Social Justice at Eau Claire’s First Congregational United Church of Christ

By JONAH Board Representatives, Jackie Christner and Paul Savides (Chair since 2008)
Other present First Congo JONAH Core Team members: Sandy Ayers, Shannon Joshi (staff liaison), Elina Lane, Deb Mathson (secretary), and Lynn Wilson

Even before First Congo (our nickname) became a founding member of JONAH in 2007, our congregation was actively involved in advocacy for social justice issues through various committees working beyond the work of our many charity volunteers. Since then, our JONAH Core Team (as a sub-committee of our Mission Education and Social Concerns Committee) and the wider JONAH have partnered with these committees to expand community awareness of and advocacy for change in regard to our common concerns. 

Our church’s Welcoming New Neighbors and our Immigration Committee, both led by Ginny Close, have been collaborating with JONAH’s Immigration Task Force for after-service forums and displays of quilts made from cloth squares of welcoming messages made by children. (Ginny received JONAH’s Justice Ally Award in 2024.) Each year our Mission Ed. and Social Concerns Committee organizes, with additional volunteer help, a Global Market, which features hand-made items made by people in impoverished countries. All profits return to the makers.  First Congo’s Creation Justice Team is another collaborator with JONAH’s Environmental Task Force, with our core team, to present an educational forum and ongoing information. 

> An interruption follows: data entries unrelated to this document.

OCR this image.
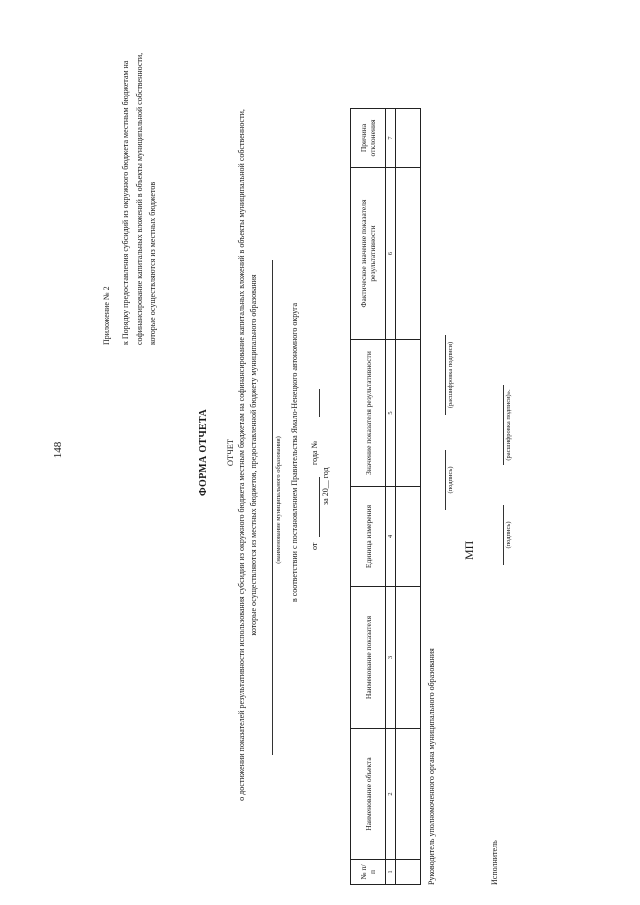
148
Приложение № 2	к Порядку предоставления субсидий из окружного бюджета местным бюджетам на софинансирование капитальных вложений в объекты муниципальной собственности, которые осуществляются из местных бюджетов
ФОРМА ОТЧЕТА ОТЧЕТ о достижении показателей результативности использования субсидии из окружного бюджета местным бюджетам на софинансирование капитальных вложений в объекты муниципальной собственности, которые осуществляются из местных бюджетов, предоставленной бюджету муниципального образования	(наименование муниципального образования) в соответствии с постановлением Правительства Ямало-Ненецкого автономного округа от
года №
за 20__ год
№ п/п	Наименование объекта	Наименование показателя	Единица измерения	Значение показателя результативности	Фактическое значение показателя результативности	Причина отклонения
1	2	3	4	5	6	7

Руководитель уполномоченного органа муниципального образования
(подпись)
(расшифровка подписи)
МП
Исполнитель
(подпись)
(расшифровка подписи)».
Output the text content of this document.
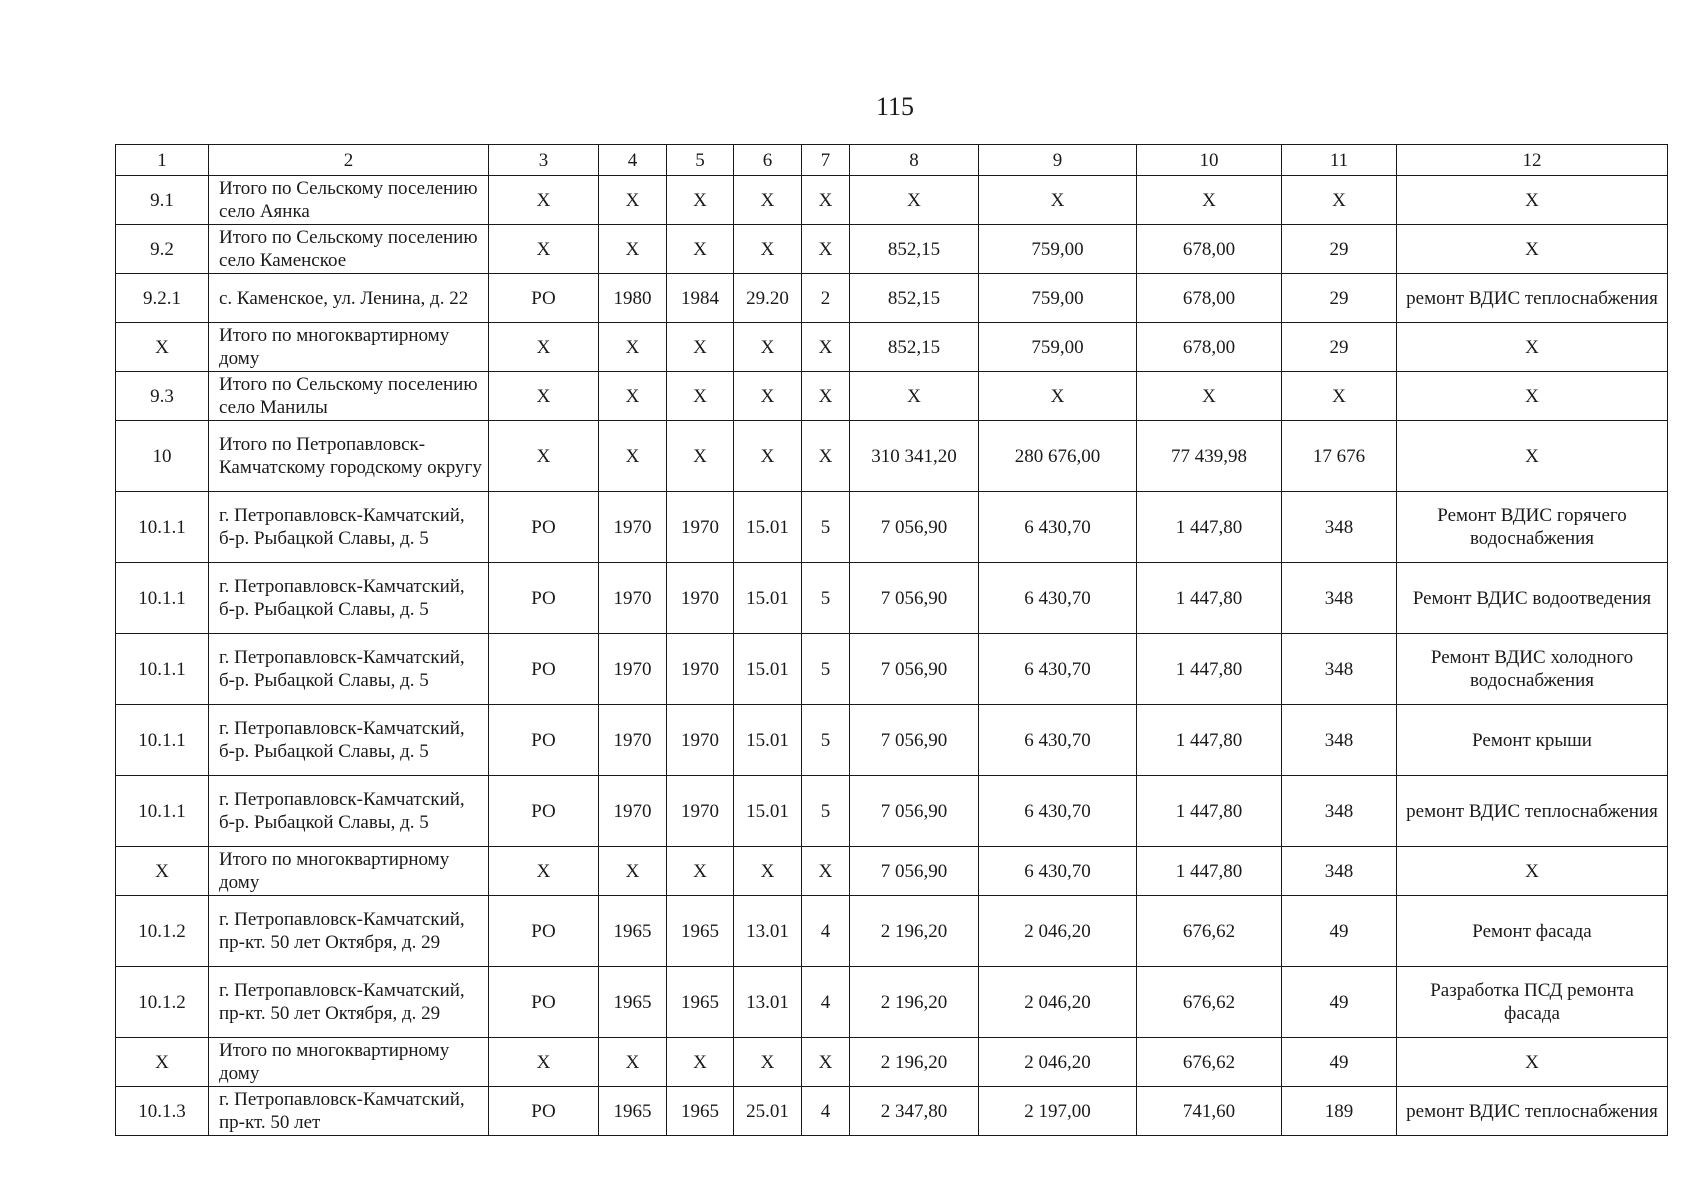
115
1	2	3	4	5	6	7	8	9	10	11	12
9.1	Итого по Сельскому поселению село Аянка	X	X	X	X	X	X	X	X	X	X
9.2	Итого по Сельскому поселению село Каменское	X	X	X	X	X	852,15	759,00	678,00	29	X
9.2.1	с. Каменское, ул. Ленина, д. 22	РО	1980	1984	29.20	2	852,15	759,00	678,00	29	ремонт ВДИС теплоснабжения
X	Итого по многоквартирному дому	X	X	X	X	X	852,15	759,00	678,00	29	X
9.3	Итого по Сельскому поселению село Манилы	X	X	X	X	X	X	X	X	X	X
10	Итого по Петропавловск-Камчатскому городскому округу	X	X	X	X	X	310 341,20	280 676,00	77 439,98	17 676	X
10.1.1	г. Петропавловск-Камчатский, б-р. Рыбацкой Славы, д. 5	РО	1970	1970	15.01	5	7 056,90	6 430,70	1 447,80	348	Ремонт ВДИС горячего водоснабжения
10.1.1	г. Петропавловск-Камчатский, б-р. Рыбацкой Славы, д. 5	РО	1970	1970	15.01	5	7 056,90	6 430,70	1 447,80	348	Ремонт ВДИС водоотведения
10.1.1	г. Петропавловск-Камчатский, б-р. Рыбацкой Славы, д. 5	РО	1970	1970	15.01	5	7 056,90	6 430,70	1 447,80	348	Ремонт ВДИС холодного водоснабжения
10.1.1	г. Петропавловск-Камчатский, б-р. Рыбацкой Славы, д. 5	РО	1970	1970	15.01	5	7 056,90	6 430,70	1 447,80	348	Ремонт крыши
10.1.1	г. Петропавловск-Камчатский, б-р. Рыбацкой Славы, д. 5	РО	1970	1970	15.01	5	7 056,90	6 430,70	1 447,80	348	ремонт ВДИС теплоснабжения
X	Итого по многоквартирному дому	X	X	X	X	X	7 056,90	6 430,70	1 447,80	348	X
10.1.2	г. Петропавловск-Камчатский, пр-кт. 50 лет Октября, д. 29	РО	1965	1965	13.01	4	2 196,20	2 046,20	676,62	49	Ремонт фасада
10.1.2	г. Петропавловск-Камчатский, пр-кт. 50 лет Октября, д. 29	РО	1965	1965	13.01	4	2 196,20	2 046,20	676,62	49	Разработка ПСД ремонта фасада
X	Итого по многоквартирному дому	X	X	X	X	X	2 196,20	2 046,20	676,62	49	X
10.1.3	г. Петропавловск-Камчатский, пр-кт. 50 лет	РО	1965	1965	25.01	4	2 347,80	2 197,00	741,60	189	ремонт ВДИС теплоснабжения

Our very first core team was organized and led by Jill Christopherson, First Congo’s Director of Education and also JONAH’s very first president. As a JONAH Core Team member, she led the way by inspiring us, through many one-to-one conversations and listening sessions with congregants, to learn what issues were important to them both within our church and outside it. David Liners, Director of WISDOM, helped us learn about organizing around those issues and joining with other local congregations of diverse faiths to create task forces around them. At the same time, our core team helped to solve various issues that pertained only to our church. Our team has had various members over the years, but Paul Savides has been our core team chair since he and Jackie Christner attended a week-long Gamaliel Leadership Training near Chicago in 2008. Paul and Jackie are the only core team members who have served the team since the founding of JONAH. 

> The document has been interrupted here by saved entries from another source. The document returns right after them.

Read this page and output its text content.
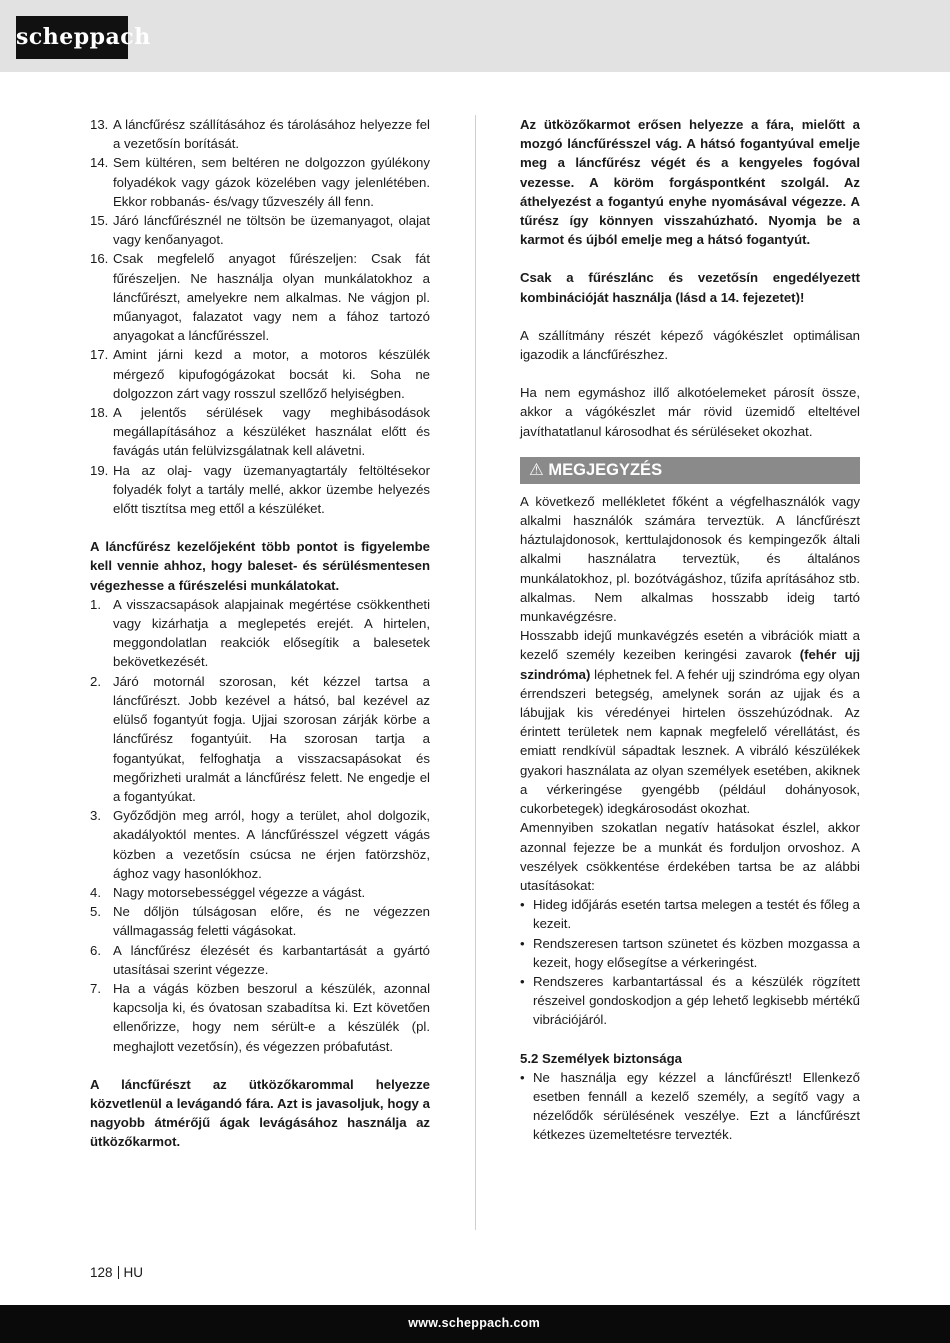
scheppach
13. A láncfűrész szállításához és tárolásához helyezze fel a vezetősín borítását.
14. Sem kültéren, sem beltéren ne dolgozzon gyúlékony folyadékok vagy gázok közelében vagy jelenlétében. Ekkor robbanás- és/vagy tűzveszély áll fenn.
15. Járó láncfűrésznél ne töltsön be üzemanyagot, olajat vagy kenőanyagot.
16. Csak megfelelő anyagot fűrészeljen: Csak fát fűrészeljen. Ne használja olyan munkálatokhoz a láncfűrészt, amelyekre nem alkalmas. Ne vágjon pl. műanyagot, falazatot vagy nem a fához tartozó anyagokat a láncfűrésszel.
17. Amint járni kezd a motor, a motoros készülék mérgező kipufogógázokat bocsát ki. Soha ne dolgozzon zárt vagy rosszul szellőző helyiségben.
18. A jelentős sérülések vagy meghibásodások megállapításához a készüléket használat előtt és favágás után felülvizsgálatnak kell alávetni.
19. Ha az olaj- vagy üzemanyagtartály feltöltésekor folyadék folyt a tartály mellé, akkor üzembe helyezés előtt tisztítsa meg ettől a készüléket.

A láncfűrész kezelőjeként több pontot is figyelembe kell vennie ahhoz, hogy baleset- és sérülésmentesen végezhesse a fűrészelési munkálatokat.

1. A visszacsapások alapjainak megértése csökkentheti vagy kizárhatja a meglepetés erejét. A hirtelen, meggondolatlan reakciók elősegítik a balesetek bekövetkezését.
2. Járó motornál szorosan, két kézzel tartsa a láncfűrészt. Jobb kezével a hátsó, bal kezével az elülső fogantyút fogja. Ujjai szorosan zárják körbe a láncfűrész fogantyúit. Ha szorosan tartja a fogantyúkat, felfoghatja a visszacsapásokat és megőrizheti uralmát a láncfűrész felett. Ne engedje el a fogantyúkat.
3. Győződjön meg arról, hogy a terület, ahol dolgozik, akadályoktól mentes. A láncfűrésszel végzett vágás közben a vezetősín csúcsa ne érjen fatörzshöz, ághoz vagy hasonlókhoz.
4. Nagy motorsebességgel végezze a vágást.
5. Ne dőljön túlságosan előre, és ne végezzen vállmagasság feletti vágásokat.
6. A láncfűrész élezését és karbantartását a gyártó utasításai szerint végezze.
7. Ha a vágás közben beszorul a készülék, azonnal kapcsolja ki, és óvatosan szabadítsa ki. Ezt követően ellenőrizze, hogy nem sérült-e a készülék (pl. meghajlott vezetősín), és végezzen próbafutást.

A láncfűrészt az ütközőkarommal helyezze közvetlenül a levágandó fára. Azt is javasoljuk, hogy a nagyobb átmérőjű ágak levágásához használja az ütközőkarmot.

Az ütközőkarmot erősen helyezze a fára, mielőtt a mozgó láncfűrésszel vág. A hátsó fogantyúval emelje meg a láncfűrész végét és a kengyeles fogóval vezesse. A köröm forgáspontként szolgál. Az áthelyezést a fogantyú enyhe nyomásával végezze. A tűrész így könnyen visszahúzható. Nyomja be a karmot és újból emelje meg a hátsó fogantyút.

Csak a fűrészlánc és vezetősín engedélyezett kombinációját használja (lásd a 14. fejezetet)!

A szállítmány részét képező vágókészlet optimálisan igazodik a láncfűrészhez.

Ha nem egymáshoz illő alkotóelemeket párosít össze, akkor a vágókészlet már rövid üzemidő elteltével javíthatatlanul károsodhat és sérüléseket okozhat.

⚠ MEGJEGYZÉS

A következő mellékletet főként a végfelhasználók vagy alkalmi használók számára terveztük. A láncfűrészt háztulajdonosok, kerttulajdonosok és kempingezők általi alkalmi használatra terveztük, és általános munkálatokhoz, pl. bozótvágáshoz, tűzifa aprításához stb. alkalmas. Nem alkalmas hosszabb ideig tartó munkavégzésre.

Hosszabb idejű munkavégzés esetén a vibrációk miatt a kezelő személy kezeiben keringési zavarok (fehér ujj szindróma) léphetnek fel. A fehér ujj szindróma egy olyan érrendszeri betegség, amelynek során az ujjak és a lábujjak kis véredényei hirtelen összehúzódnak. Az érintett területek nem kapnak megfelelő vérellátást, és emiatt rendkívül sápadtak lesznek. A vibráló készülékek gyakori használata az olyan személyek esetében, akiknek a vérkeringése gyengébb (például dohányosok, cukorbetegek) idegkárosodást okozhat.

Amennyiben szokatlan negatív hatásokat észlel, akkor azonnal fejezze be a munkát és forduljon orvoshoz. A veszélyek csökkentése érdekében tartsa be az alábbi utasításokat:

• Hideg időjárás esetén tartsa melegen a testét és főleg a kezeit.
• Rendszeresen tartson szünetet és közben mozgassa a kezeit, hogy elősegítse a vérkeringést.
• Rendszeres karbantartással és a készülék rögzített részeivel gondoskodjon a gép lehető legkisebb mértékű vibrációjáról.

5.2 Személyek biztonsága

• Ne használja egy kézzel a láncfűrészt! Ellenkező esetben fennáll a kezelő személy, a segítő vagy a nézelődők sérülésének veszélye. Ezt a láncfűrészt kétkezes üzemeltetésre tervezték.
128 HU
www.scheppach.com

First Congo has been hosting the Round Table Revival (RTR) meetings and meals for about three years. This group was created and is administered by Don Mowry as an outgrowth of JONAH’s Chippewa Valley Justice Action Team (now the RE-Entry Task Force). Don also had a women’s RTR group at his UU Congregation. The purpose here is to mentor Chippewa Valley men who are coming out of jail or prison in their process of re-entry into society. Several of our Men’s Covenant Group serve as mentors who meet regularly with these men both in (for meetings and meals) and out of our building. Our Core Team organizes their meals at first Tuesday meetings, by providing the food by our team and by enlisting other First Congo groups to do so.

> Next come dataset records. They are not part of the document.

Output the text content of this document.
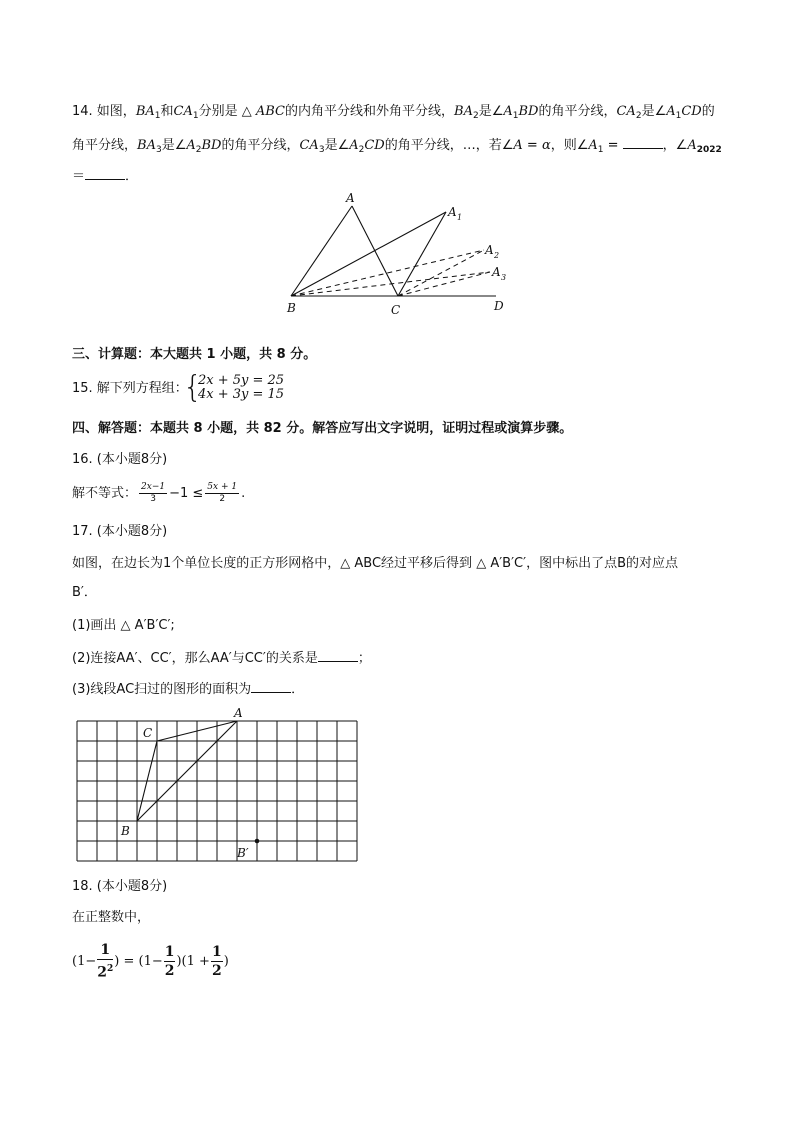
14. 如图，$BA_1$和$CA_1$分别是 △ ABC的内角平分线和外角平分线，$BA_2$是$\angle A_1BD$的角平分线，$CA_2$是$\angle A_1CD$的
角平分线，$BA_3$是$\angle A_2BD$的角平分线，$CA_3$是$\angle A_2CD$的角平分线，…，若∠A = α，则$\angle A_1$ =	，$\angle A_{2022}$
＝	．
A
A 1
A 2
A 3
B	C	D
三、计算题：本大题共 1 小题，共 8 分。
15. 解下列方程组：
{
2x + 5y = 25
4x + 3y = 15
四、解答题：本题共 8 小题，共 82 分。解答应写出文字说明，证明过程或演算步骤。
16. (本小题8分)
解不等式： $\frac{2x-1}{3} -1 \le \frac{5x + 1}{2}$ .
17. (本小题8分)
如图，在边长为1个单位长度的正方形网格中，△ ABC经过平移后得到 △ A′B′C′，图中标出了点B的对应点
B′．
(1)画出 △ A′B′C′;
(2)连接AA′、CC′，那么AA′与CC′的关系是	；
(3)线段AC扫过的图形的面积为	．
A
C
B
B′
18. (本小题8分)
在正整数中，
($1- \frac{1}{2^2}$ ) = $(1- \frac{1}{2} )(1 + \frac{1}{2}$ )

About two years ago, First Congo added a Diversity, Equity, and Inclusion Committee. The first year the committee studied racism, with a series of Zoom classes, documentaries, and readings led by Kris Watson of Nurturing Justice. Then the DEI Committee began a process to inform the congregation about the meaning of and reasons for becoming an official Open and Affirming (O&A) congregation. The committee developed a Covenant that, with input from many congregants, would say specifically what we mean by O&A. After many meetings with other committees and after-service forums, our congregants voted to adopt the covenant and become an official O&A congregation. Our JONAH Core Team hopes to work with the DEI Committee on projects that help specific groups of people identified in the Open and Affirming Covenant. 

Our First Congo Core Team’s most deeply held values are inclusion, compassion, service, and community. To that end, we seek to build warm and lasting relationships among congregation members and to share with them the activities and opportunities that JONAH provides. We are proud that First Congo was a founding member of JONAH and that our core team has been a strong and active part of JONAH, which has been a strong and active affiliate of the state organization WISDOM.